Will we be full members of the World Trade Organisation and what are the prospects of free trade agreements with the rest of the world? We don’t yet know.

What Theresa May means by “Brexit means Brexit” is that she thinks the leave vote is final and cannot be reversed. But why should a referendum vote be sacrosanct any more than the result of a General Election, which can always be reversed?

The opponents of the UK’s membership of the European Community, as it then was, challenged the verdict of the 1975 referendum from the day after the vote. In the 1983 election, it was part of Labour’s manifesto to reverse that referendum and withdraw from Europe.

Because the Tories won, we stayed. Of course you cannot call for a second referendum now because you do not like the result of the last one, any more than you can force a new election tomorrow because you don’t support the party that won.

However suppose circumstances change. Suppose there is a massive switch of public opinion in favour of Remain by the time a settlement is reached, some two or three years from now? It would be inconceivable that Britain could then be forced to leave without consulting the people again. After all, the majority for Leave in the last referendum was not massive, but only four per cent. A second referendum would be fully justified.

Whether public opinion actually changes will depend on the effects of the Brexit vote, which are still uncertain. Most economists predict a recession but, as we all know, economists are often wrong.

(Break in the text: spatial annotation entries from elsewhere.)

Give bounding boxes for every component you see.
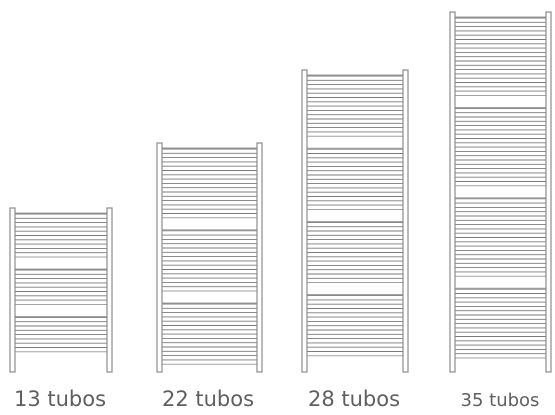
radiator-right-post (256, 142, 263, 373)
tube-group (454, 16, 547, 96)
radiator-illustrations (9, 11, 552, 373)
radiator-22-tubes (156, 142, 263, 373)
radiator-28-tubes (301, 69, 409, 373)
radiator-left-post (301, 69, 308, 373)
tube-group (454, 107, 547, 187)
radiator-left-post (449, 11, 456, 373)
tube-group (161, 147, 258, 219)
radiator-label-22: 22 tubos (161, 387, 255, 411)
radiator-right-post (106, 207, 113, 373)
radiator-right-post (402, 69, 409, 373)
tube-group (454, 197, 547, 277)
tube-group (14, 212, 108, 258)
radiator-35-tubes (449, 11, 552, 373)
radiator-left-post (156, 142, 163, 373)
radiator-label-35: 35 tubos (460, 390, 540, 411)
radiator-label-28: 28 tubos (307, 387, 401, 411)
radiator-right-post (545, 11, 552, 373)
radiator-left-post (9, 207, 16, 373)
radiator-13-tubes (9, 207, 113, 373)
radiator-label-13: 13 tubos (13, 387, 107, 411)
tube-group (454, 287, 547, 359)
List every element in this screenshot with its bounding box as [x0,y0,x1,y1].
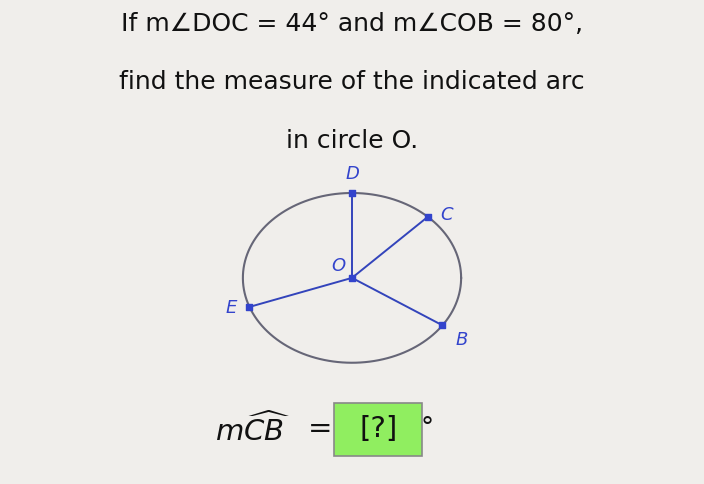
Text: C: C [441,206,453,224]
Text: °: ° [421,415,434,441]
Text: in circle O.: in circle O. [286,128,418,152]
Point [346,190,358,197]
Text: B: B [455,331,467,348]
Text: E: E [225,298,237,316]
Text: If m∠DOC = 44° and m∠COB = 80°,: If m∠DOC = 44° and m∠COB = 80°, [121,12,583,36]
Text: find the measure of the indicated arc: find the measure of the indicated arc [119,70,585,94]
Text: D: D [345,165,359,183]
Text: O: O [332,256,346,274]
Text: $m\widehat{CB}$: $m\widehat{CB}$ [215,411,291,446]
Point [437,322,448,330]
FancyBboxPatch shape [334,404,422,456]
Point [244,303,255,311]
Point [422,213,434,221]
Text: =: = [308,414,332,442]
Text: [?]: [?] [359,414,398,442]
Point [346,274,358,282]
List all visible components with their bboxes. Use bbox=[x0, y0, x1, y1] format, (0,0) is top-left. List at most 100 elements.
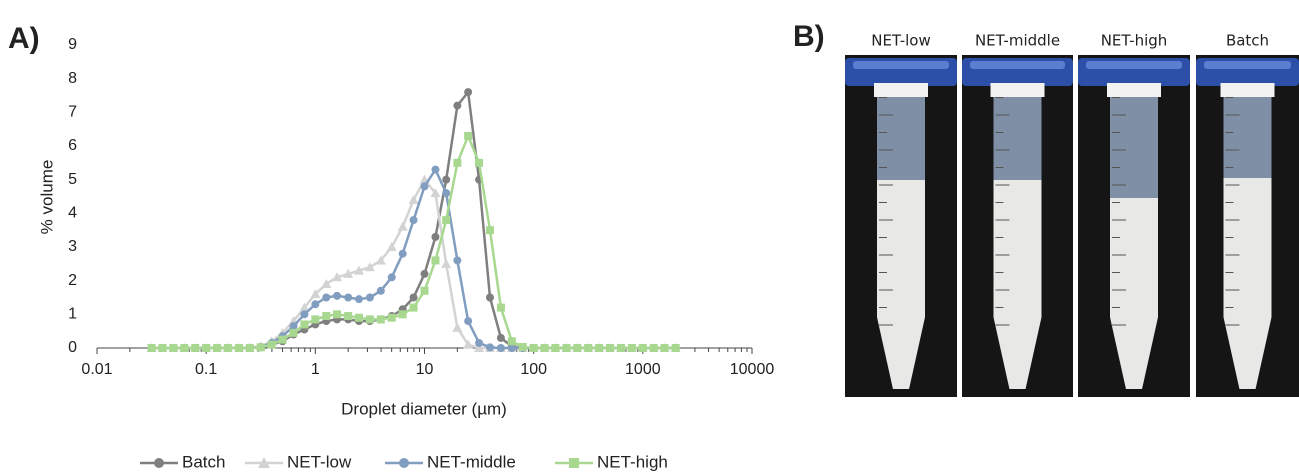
marker bbox=[344, 293, 353, 302]
y-tick-label: 4 bbox=[68, 205, 77, 222]
marker bbox=[496, 344, 505, 352]
marker bbox=[365, 293, 374, 302]
marker bbox=[353, 265, 364, 275]
marker bbox=[321, 279, 332, 289]
marker bbox=[442, 189, 451, 198]
marker bbox=[573, 344, 582, 352]
y-tick-label: 9 bbox=[68, 36, 77, 53]
y-axis-label: % volume bbox=[37, 160, 56, 235]
marker bbox=[453, 158, 462, 167]
emulsion bbox=[877, 180, 925, 389]
clamp-highlight bbox=[970, 61, 1065, 69]
photo-label: Batch bbox=[1226, 32, 1269, 50]
y-tick-label: 2 bbox=[68, 272, 77, 289]
clamp-highlight bbox=[853, 61, 949, 69]
marker bbox=[332, 272, 343, 282]
marker bbox=[464, 131, 473, 140]
marker bbox=[475, 338, 484, 347]
marker bbox=[376, 315, 385, 324]
photo-label: NET-high bbox=[1101, 32, 1168, 50]
series-line bbox=[151, 132, 676, 350]
marker bbox=[551, 344, 560, 352]
marker bbox=[431, 232, 440, 241]
marker bbox=[496, 333, 505, 342]
marker bbox=[299, 302, 310, 312]
emulsion bbox=[1110, 198, 1158, 389]
marker bbox=[529, 344, 538, 352]
legend-label: Batch bbox=[182, 452, 225, 471]
marker bbox=[496, 303, 505, 312]
marker bbox=[235, 344, 244, 352]
series-line bbox=[151, 177, 676, 350]
marker bbox=[485, 293, 494, 302]
marker bbox=[442, 175, 451, 184]
y-tick-label: 6 bbox=[68, 137, 77, 154]
marker bbox=[333, 291, 342, 300]
marker bbox=[464, 317, 473, 326]
y-tick-label: 8 bbox=[68, 70, 77, 87]
marker bbox=[606, 344, 615, 352]
x-axis-label: Droplet diameter (µm) bbox=[341, 399, 507, 418]
tube-cap bbox=[990, 83, 1045, 97]
marker bbox=[267, 340, 276, 349]
marker bbox=[223, 344, 232, 352]
marker bbox=[365, 315, 374, 324]
marker bbox=[474, 343, 485, 352]
marker bbox=[386, 242, 397, 251]
marker bbox=[311, 315, 320, 324]
marker bbox=[322, 312, 331, 321]
legend-label: NET-high bbox=[597, 452, 668, 471]
marker bbox=[154, 458, 164, 468]
marker bbox=[322, 293, 331, 302]
emulsion bbox=[993, 180, 1042, 389]
marker bbox=[507, 344, 516, 352]
x-tick-label: 0.1 bbox=[195, 361, 217, 378]
marker bbox=[398, 310, 407, 319]
marker bbox=[180, 344, 189, 352]
emulsion bbox=[1223, 178, 1272, 389]
marker bbox=[452, 322, 463, 332]
y-tick-label: 5 bbox=[68, 171, 77, 188]
marker bbox=[617, 344, 626, 352]
marker bbox=[507, 337, 516, 346]
marker bbox=[627, 344, 636, 352]
marker bbox=[387, 313, 396, 322]
marker bbox=[453, 101, 462, 110]
x-tick-label: 10 bbox=[416, 361, 434, 378]
marker bbox=[147, 344, 156, 352]
marker bbox=[398, 249, 407, 258]
marker bbox=[354, 313, 363, 322]
marker bbox=[595, 344, 604, 352]
marker bbox=[300, 320, 309, 329]
marker bbox=[344, 312, 353, 321]
marker bbox=[420, 182, 429, 191]
marker bbox=[431, 256, 440, 265]
marker bbox=[540, 344, 549, 352]
marker bbox=[333, 310, 342, 319]
marker bbox=[420, 269, 429, 278]
marker bbox=[584, 344, 593, 352]
marker bbox=[375, 255, 386, 265]
x-tick-label: 0.01 bbox=[81, 361, 112, 378]
marker bbox=[518, 342, 527, 351]
clamp-highlight bbox=[1204, 61, 1291, 69]
x-tick-label: 100 bbox=[520, 361, 547, 378]
marker bbox=[343, 268, 354, 278]
marker bbox=[453, 256, 462, 265]
tube-cap bbox=[1107, 83, 1161, 97]
marker bbox=[485, 226, 494, 235]
clamp-highlight bbox=[1086, 61, 1182, 69]
y-tick-label: 1 bbox=[68, 306, 77, 323]
marker bbox=[311, 300, 320, 309]
marker bbox=[408, 194, 419, 204]
marker bbox=[354, 295, 363, 304]
y-tick-label: 3 bbox=[68, 238, 77, 255]
marker bbox=[671, 344, 680, 352]
marker bbox=[431, 165, 440, 174]
marker bbox=[562, 344, 571, 352]
marker bbox=[420, 286, 429, 295]
tube-cap bbox=[874, 83, 928, 97]
tube-cap bbox=[1220, 83, 1275, 97]
marker bbox=[463, 339, 474, 349]
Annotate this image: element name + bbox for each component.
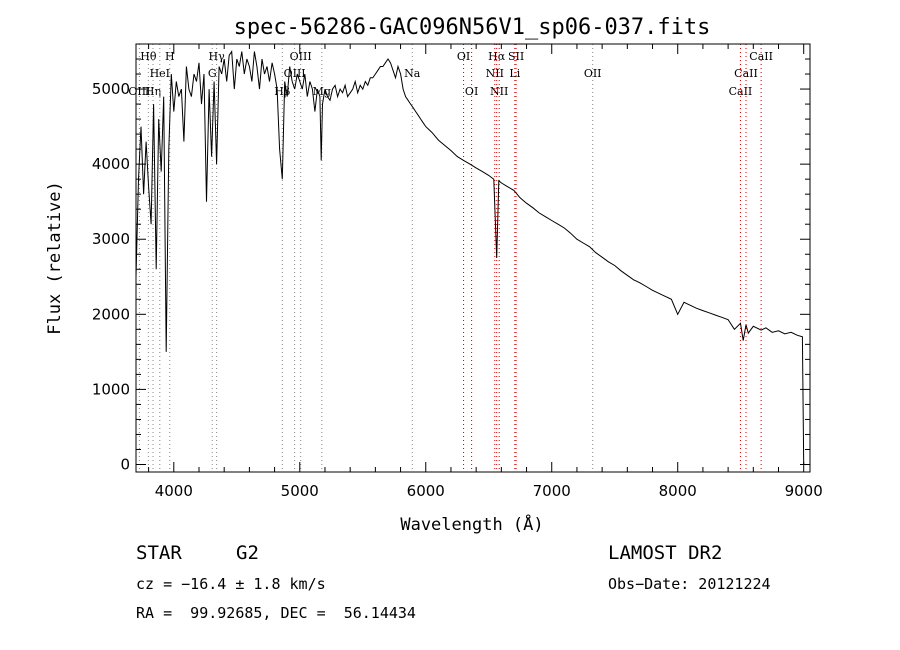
x-tick-label-2: 6000 [407, 482, 445, 500]
redshift-velocity: cz = −16.4 ± 1.8 km/s [136, 575, 326, 593]
object-class: STAR [136, 542, 182, 564]
object-subclass: G2 [236, 542, 259, 564]
observation-date: Obs−Date: 20121224 [608, 575, 771, 593]
marker-label-5: Hγ [209, 50, 226, 63]
y-axis-label: Flux (relative) [45, 181, 65, 335]
y-tick-label-3: 3000 [92, 230, 130, 248]
marker-label-17: NII [490, 85, 508, 98]
marker-label-3: H [165, 50, 175, 63]
marker-label-11: Na [404, 67, 421, 80]
y-tick-label-4: 4000 [92, 155, 130, 173]
x-tick-label-0: 4000 [155, 482, 193, 500]
axes: 4000 5000 6000 7000 8000 9000 0 1000 2000 3000 400… [92, 44, 823, 500]
marker-label-12: OI [457, 50, 470, 63]
x-tick-label-1: 5000 [281, 482, 319, 500]
marker-label-14: Hα [488, 50, 506, 63]
marker-label-0: Hθ [140, 50, 157, 63]
coordinates: RA = 99.92685, DEC = 56.14434 [136, 604, 416, 622]
marker-label-22: CaII [729, 85, 753, 98]
marker-label-4: HeI [150, 67, 170, 80]
plot-frame [135, 43, 811, 473]
marker-label-19: OII [584, 67, 602, 80]
x-tick-label-3: 7000 [533, 482, 571, 500]
marker-label-18: Li [509, 67, 520, 80]
marker-label-8: OIII [284, 67, 306, 80]
marker-label-13: OI [465, 85, 478, 98]
spectrum-line [135, 49, 805, 465]
y-tick-label-0: 0 [120, 455, 130, 473]
marker-label-16: NII [486, 67, 504, 80]
marker-label-21: CaII [734, 67, 758, 80]
marker-label-7: OIII [290, 50, 312, 63]
marker-label-2: Hη [145, 85, 161, 98]
marker-label-10: Mg [313, 85, 331, 98]
y-tick-label-2: 2000 [92, 305, 130, 323]
x-tick-label-5: 9000 [785, 482, 823, 500]
marker-label-15: SII [508, 50, 524, 63]
marker-label-1: OIII [128, 85, 150, 98]
marker-label-6: G [208, 67, 217, 80]
survey-name: LAMOST DR2 [608, 542, 723, 564]
x-axis-label: Wavelength (Å) [400, 513, 543, 535]
y-tick-label-1: 1000 [92, 380, 130, 398]
x-tick-label-4: 8000 [659, 482, 697, 500]
chart-title: spec-56286-GAC096N56V1_sp06-037.fits [234, 15, 711, 40]
y-tick-label-5: 5000 [92, 80, 130, 98]
marker-label-20: CaII [749, 50, 773, 63]
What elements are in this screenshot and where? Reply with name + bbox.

However they have good grounds for pessimism.

To start with, exclusion from the single market will have damaging consequences. Even eurosceptics always accepted that the single market was one of one of the benefits of EU membership. It was one of Mrs Thatcher’s proudest achievements.

Could we negotiate a Norwegian solution? Norway is not in the EU, but is a member of the single market. However, the Norwegian model is not viable. We would have to continue payments into the EU budget, would not regain control of our own borders and would still be bound by EU regulations and directives, without any say in their formulation. Our sovereignty would be diminished, not restored.

An alternative advocated by Brexiteers is a free trade arrangement with the EU similar to one recently signed by Canada. But that deal took seven years to negotiate and still has to be ratified by all 27 EU national parliaments.

Moreover it provides only limited access for financial services, on which our prosperity is heavily dependent. Indeed financial firms would almost certainly lose the “passporting” rights which currently enable them to do business in the EU while regulated in the UK. And once again we would still have to comply with EU environmental, social and health and safety rules.

Exclusion from the single market can only discourage foreign investment and increase the chances of recession. There are also early signs of postponement of investment by British firms because of uncertainties. And how many foreign (and British) firms will follow the example of those who have already said they will move their headquarters to the continent if Britain is excluded?

Brexiteers talk about exciting new possibilities of trade deals with the rest of the world once we have left the EU. But the omens are not favourable. When the new Trade Minister, Liam Fox, announced he would begin trade negotiations with the US immediately, his opposite number in the US, Mr Froman, promptly told him the US would not negotiate until our new relationship with the EU was settled.

China, India, Canada and Australia have all poured cold water on talk of easy bilateral trade agreements with the UK. They prefer dealing with the EU en bloc.

Perhaps most serious of all is the danger to Britain of a flight of capital abroad. Our huge trade deficit is financed by foreign money. If a Brexit recession looms and we are no longer in the single market or have access to it, and if the pound’s fall continues, not only is it likely that inward foreign investment would dry up, but that a substantial body of existing foreign capital in Britain would flow out. We would be in a serious crisis.

During the referendum campaign, the Leave camp promised us a future in the sunny uplands with loads of extra money for the NHS. What will be the effect on public opinion if, instead, a Brexit recession, coupled with a ban on EU immigration, brought more severe austerity, staff shortages and less money for the NHS, a sterling crisis, higher unemployment and perhaps even a resurgence of inflation? This cannot be ruled out.

At present Leavers are ringing their bells. Within two years or so they may well be wringing their hands.

Dick Taverne was Labour MP for Lincoln from 1962-74. Financial Secretary to the Treasury from 1969-70, he is now a Lib Dem peer.